Frequently asked questions
Who is the shortest player ever to play in the NBA?+
Tyrone 'Muggsy' Bogues, who stood 5 ft 3 in (1.60 m), is the shortest player in NBA history. He was drafted 12th overall in 1987 and played 14 seasons as a capable starting point guard. No player listed shorter than Bogues has ever appeared in a regular-season NBA game.
Who is the second-shortest player in NBA history?+
Earl Boykins, at 5 ft 5 in (1.65 m), is the second-shortest player ever. Despite weighing around 135 pounds, he was famously strong for his size and is the shortest player to score 30 or more points in a single NBA game. He played 13 seasons across nine franchises.
Who is the shortest active NBA player as of 2026?+
Yuki Kawamura, a 5 ft 7 in (1.70 m) guard from Japan, is the shortest player on an NBA roster as of the 2025-26 season.

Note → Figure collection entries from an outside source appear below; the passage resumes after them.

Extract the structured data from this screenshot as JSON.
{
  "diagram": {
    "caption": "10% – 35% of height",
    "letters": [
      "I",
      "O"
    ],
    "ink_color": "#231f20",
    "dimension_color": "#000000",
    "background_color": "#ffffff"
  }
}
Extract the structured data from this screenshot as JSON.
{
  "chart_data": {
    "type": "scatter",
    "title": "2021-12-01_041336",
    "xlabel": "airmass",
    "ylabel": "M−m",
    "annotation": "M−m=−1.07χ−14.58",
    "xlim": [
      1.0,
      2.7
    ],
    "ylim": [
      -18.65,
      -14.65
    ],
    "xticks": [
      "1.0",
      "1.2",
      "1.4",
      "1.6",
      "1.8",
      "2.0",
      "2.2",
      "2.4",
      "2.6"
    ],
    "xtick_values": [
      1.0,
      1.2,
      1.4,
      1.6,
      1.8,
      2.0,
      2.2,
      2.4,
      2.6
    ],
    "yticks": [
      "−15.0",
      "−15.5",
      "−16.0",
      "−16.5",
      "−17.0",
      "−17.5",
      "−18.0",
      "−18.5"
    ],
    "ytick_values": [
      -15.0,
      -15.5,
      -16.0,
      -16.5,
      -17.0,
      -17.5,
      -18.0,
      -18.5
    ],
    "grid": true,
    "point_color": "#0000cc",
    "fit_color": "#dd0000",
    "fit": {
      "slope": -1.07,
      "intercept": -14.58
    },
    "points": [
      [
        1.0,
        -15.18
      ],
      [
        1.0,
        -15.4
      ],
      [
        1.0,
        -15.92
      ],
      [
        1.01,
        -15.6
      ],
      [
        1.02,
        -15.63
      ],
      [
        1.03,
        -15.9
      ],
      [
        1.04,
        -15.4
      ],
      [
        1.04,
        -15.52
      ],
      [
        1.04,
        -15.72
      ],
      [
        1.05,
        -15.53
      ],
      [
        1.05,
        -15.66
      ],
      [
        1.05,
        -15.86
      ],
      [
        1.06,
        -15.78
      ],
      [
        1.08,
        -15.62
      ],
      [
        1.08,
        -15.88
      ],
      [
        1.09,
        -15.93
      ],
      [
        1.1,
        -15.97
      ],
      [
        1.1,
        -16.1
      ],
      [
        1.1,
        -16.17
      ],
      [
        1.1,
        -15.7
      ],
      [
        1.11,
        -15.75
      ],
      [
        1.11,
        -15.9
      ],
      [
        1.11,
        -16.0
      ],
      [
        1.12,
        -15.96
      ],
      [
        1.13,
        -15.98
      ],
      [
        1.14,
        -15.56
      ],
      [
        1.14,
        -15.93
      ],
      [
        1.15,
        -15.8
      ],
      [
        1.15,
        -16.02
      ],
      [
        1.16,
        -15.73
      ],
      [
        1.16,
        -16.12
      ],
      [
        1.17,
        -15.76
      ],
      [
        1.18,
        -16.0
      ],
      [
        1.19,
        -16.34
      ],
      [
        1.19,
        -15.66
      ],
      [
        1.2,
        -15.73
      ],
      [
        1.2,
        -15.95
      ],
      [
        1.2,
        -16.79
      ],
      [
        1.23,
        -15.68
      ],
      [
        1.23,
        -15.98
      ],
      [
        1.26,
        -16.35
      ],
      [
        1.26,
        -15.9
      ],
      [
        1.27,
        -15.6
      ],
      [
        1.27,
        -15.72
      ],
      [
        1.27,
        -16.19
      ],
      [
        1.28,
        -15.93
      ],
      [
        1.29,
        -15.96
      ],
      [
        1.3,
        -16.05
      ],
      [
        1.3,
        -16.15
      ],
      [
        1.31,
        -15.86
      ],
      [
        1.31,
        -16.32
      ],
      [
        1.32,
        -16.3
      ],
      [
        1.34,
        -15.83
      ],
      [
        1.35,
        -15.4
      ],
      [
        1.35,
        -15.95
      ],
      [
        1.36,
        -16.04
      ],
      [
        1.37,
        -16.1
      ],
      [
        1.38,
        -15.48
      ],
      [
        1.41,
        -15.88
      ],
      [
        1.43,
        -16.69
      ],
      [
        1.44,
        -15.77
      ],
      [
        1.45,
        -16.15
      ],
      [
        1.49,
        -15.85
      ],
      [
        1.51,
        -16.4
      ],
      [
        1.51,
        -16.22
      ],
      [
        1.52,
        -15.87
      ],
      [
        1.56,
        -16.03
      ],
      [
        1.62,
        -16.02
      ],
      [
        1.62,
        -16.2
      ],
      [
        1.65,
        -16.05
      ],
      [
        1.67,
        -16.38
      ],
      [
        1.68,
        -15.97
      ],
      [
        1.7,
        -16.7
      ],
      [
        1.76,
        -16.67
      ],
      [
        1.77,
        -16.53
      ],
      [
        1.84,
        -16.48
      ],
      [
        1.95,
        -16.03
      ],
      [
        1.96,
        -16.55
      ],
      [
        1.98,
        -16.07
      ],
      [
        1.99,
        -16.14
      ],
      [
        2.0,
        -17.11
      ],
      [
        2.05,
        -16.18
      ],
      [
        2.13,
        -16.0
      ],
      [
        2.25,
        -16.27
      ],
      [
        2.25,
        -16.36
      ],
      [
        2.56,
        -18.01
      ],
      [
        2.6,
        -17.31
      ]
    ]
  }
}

He has appeared for teams including the Memphis Grizzlies and Chicago Bulls, making him the standard-bearer for undersized guards in the current era.
How did short players succeed in the NBA?+
Short NBA players typically compensated with exceptional speed, quickness, court vision, and playmaking. Many were elite point guards who used their low center of gravity as an advantage on defense and in change-of-direction moves. Relentless competitiveness and high basketball IQ were common threads.
Is there a minimum height requirement to play in the NBA?+
No, the NBA has no minimum height requirement. Players are evaluated purely on ability, regardless of stature. That is why players as short as 5 ft 3 in have carved out long, productive careers at the highest level of the sport.
Did any short player win the NBA Slam Dunk Contest?+
Yes. Spud Webb, at 5 ft 7 in, won the 1986 Slam Dunk Contest over teammate Dominique Wilkins, one of the sport's most famous underdog moments. Nate Robinson, at 5 ft 9 in, later became the first three-time Slam Dunk Contest champion, winning in 2006, 2009, and 2010.
How tall is the average NBA player compared to these short players?+
The average NBA player stands around 6 ft 6 in, which makes anyone under about 5 ft 10 in a statistical outlier. The shortest players in league history gave up roughly a foot or more to the typical opponent, yet several became All-Stars or fan favorites.
Is Muggsy Bogues in the Basketball Hall of Fame?+
As of 2026, Muggsy Bogues has not been inducted into the Naismith Memorial Basketball Hall of Fame. He remains one of the most recognizable and beloved figures in NBA history, and his 14-season career as the shortest player ever is widely regarded as one of the game's great overachievement stories.